Asr-ı Saadetteki Kutlamalarda Deften Başka Çalgılar da Var mıydı?

Ebu Muaz Seyfullah el-Çubukâbâdi der ki: bize şeyh Subhi es-Samarrâî umumî icazetle rivayet etti; o; Ebu’s-Sâika’dan, o; Huseyn b. Muhsin el-Ensarî’den, o; Muhammed b. Nasır el-Hazimî’den, o; asrının musnidi şeyh Abdurrahman el-Kuzebrî’den (v.1262), o; Eş-Şihab Ahmed b. Ubeyd el-Attar’dan (v.1218), o da Şeyh İmaduddin İsmail el-Aclûnî’den, o; şeyh Abdulgani en-Nablusî’den, o; En-Necm Muhammed el-Gazzî’den, o; Babası el-Bedr Muhammed el-Gazzi’den, o; Şeyhulislam Kadı Zekeriyya el-Ensarî’den, o; El-İzz Abdurrahim b. el-Furat’tan, o; Ebu’l-Abbas Ahmed b. Muhammed el-Cuhî’den, o; El-Fahr Ali İbn Ahmed el-Buhârî’den, o; Ebu’l-Futuh Muhammed b. Ebi Said el-Bekrî en-Nisaburî’den, o; Ebu Sa’d Hibeturrahman b. Abdilvahid b. Abdilkerim b. Hevazin el-Kuşeyrî’den, o; Ebu Muhammed Abdulhamid b. Abdirrahman el-Buhayri’den, o; Ebu Nuaym Abdulmelik b. el-Hasen el-İsferayinî’den, o; İmam Ebu Avane rahimehullah’tan rivayet etti.” Ebu Avane Musnedu’l-Mustahrac’ında dedi ki: bize Ebu Umeyye tahdis etti, dedi ki: bize Yahya b. Salih el-Vuhazî tahdis etti, dedi ki: bize Suleyman b. Bilal haber verdi, dedi ki: bana Ca’fer (b. Muhammed es-Sadık), babası (Muhammed b. Ali el-Bâkır)dan tahdis etti, o da Cabir radiyallahu anh’den rivayet etti:

كَانَ رَسُولُ اللهِ صَلَّى اللَّهُ عَلَيْهِ وَسَلَّمَ يَخْطُبُ قَائِمًا ثُمَّ يَجْلِسُ ثُمَّ يَقُومُ فَيَخْطُبُ قَائِمًا يَخْطُبُ خُطْبَتَيْنِ فَكَانَ الْجَوَارِي إذَا نُكِحُوا يَمُرُّونَ بِالْكَبَرِ وَالْمَزَامِيرِ فَيَشْتَدُّ النَّاسُ وَيَدَعُوا رَسُولَ اللهِ صَلَّى اللَّهُ عَلَيْهِ وَسَلَّمَ قَائِمًا فَعَاتَبَهُمُ اللهُ عَزَّ وَجَلَّ فَقَالَ: { وَإِذَا رَأَوْا تِجَارَةً أَوْ لَهْوًا انْفَضُّوا إلَيْهَا وَتَرَكُوكَ قَائِمًا}

“Rasûlullah sallallahu aleyhi ve sellem ayakta hutbe veriyordu, sonra oturdu, sonra yine kalkıp ayakta hutbe vermeye başladı. İki hutbe yaptı. Cariyeler (kızlar) evlendikleri zaman (düğünlerinde) davul vurarak ve çalgı aletleriyle geçiyorlardı. İnsanlar ona yönelip Rasûlullah sallallahu aleyhi ve sellem’i ayakta bıraktılar. Allah onları azarlayarak şöyle buyurdu:

Bir ticaret yahut bir eğlence görünce, ayrılıp ona gitmişler ve seni ayakta bırakmışlardı.” (Cuma 11)

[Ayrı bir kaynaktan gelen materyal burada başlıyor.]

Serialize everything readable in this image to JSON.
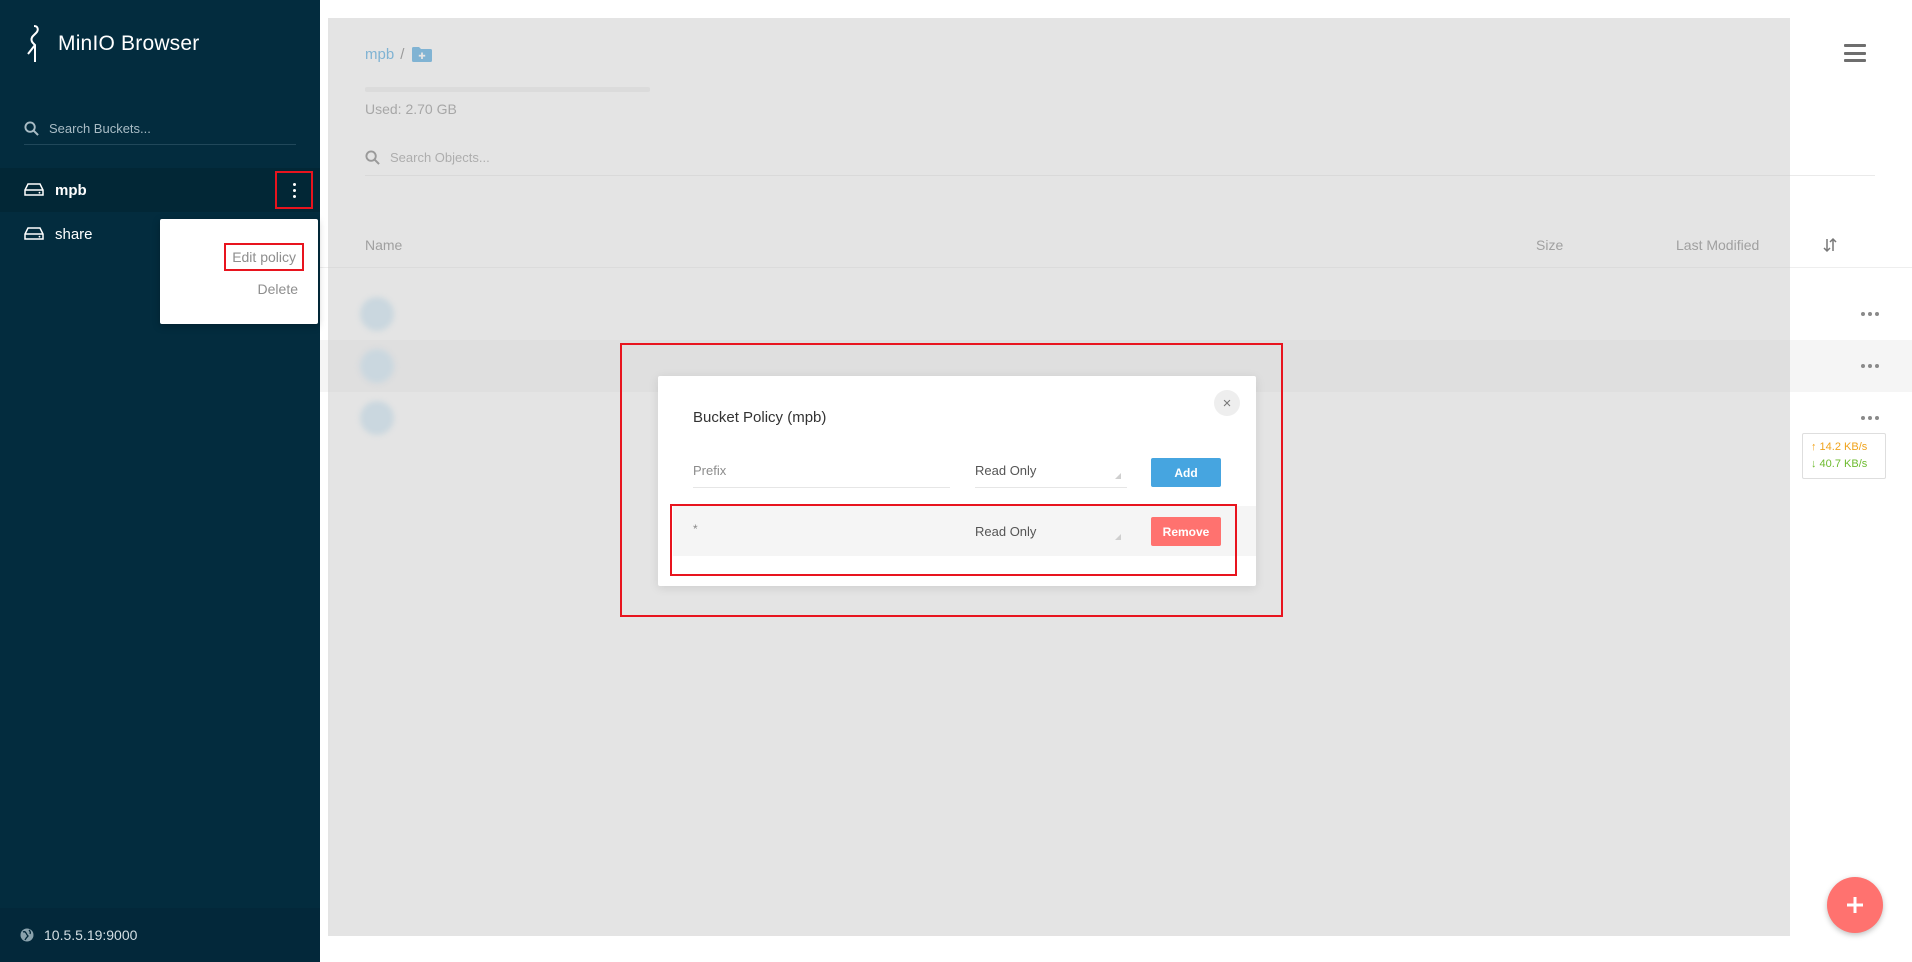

Bunu Ebu Avane Musnedu’l-Mustahrac (no:2753 Camiatu’l-İslamiyye 1435 baskısı) Taberî Tefsir (22/648) Tahavî Şerhu Muşkili'l-Âsâr (1490) Tahavi Ahkamu’l-Kur’ân (234) rivayet ettiler. Şeyh Mukbil b. Hadi Camiu’s-Sahih’te (4364) sahihledi!

Hadiste geçen “el-mezamir” kelimesi bütün üflemeli çalgı aletleri hakkında genel bir tabirdir. “el-Kebr” kelimesi ise davul demektir. (telli çalgılara da meâzif denmektedir)
Cuma suresi Medine döneminde nazil olmuştur. Bu olay da Medine'de meydana gelmiştir.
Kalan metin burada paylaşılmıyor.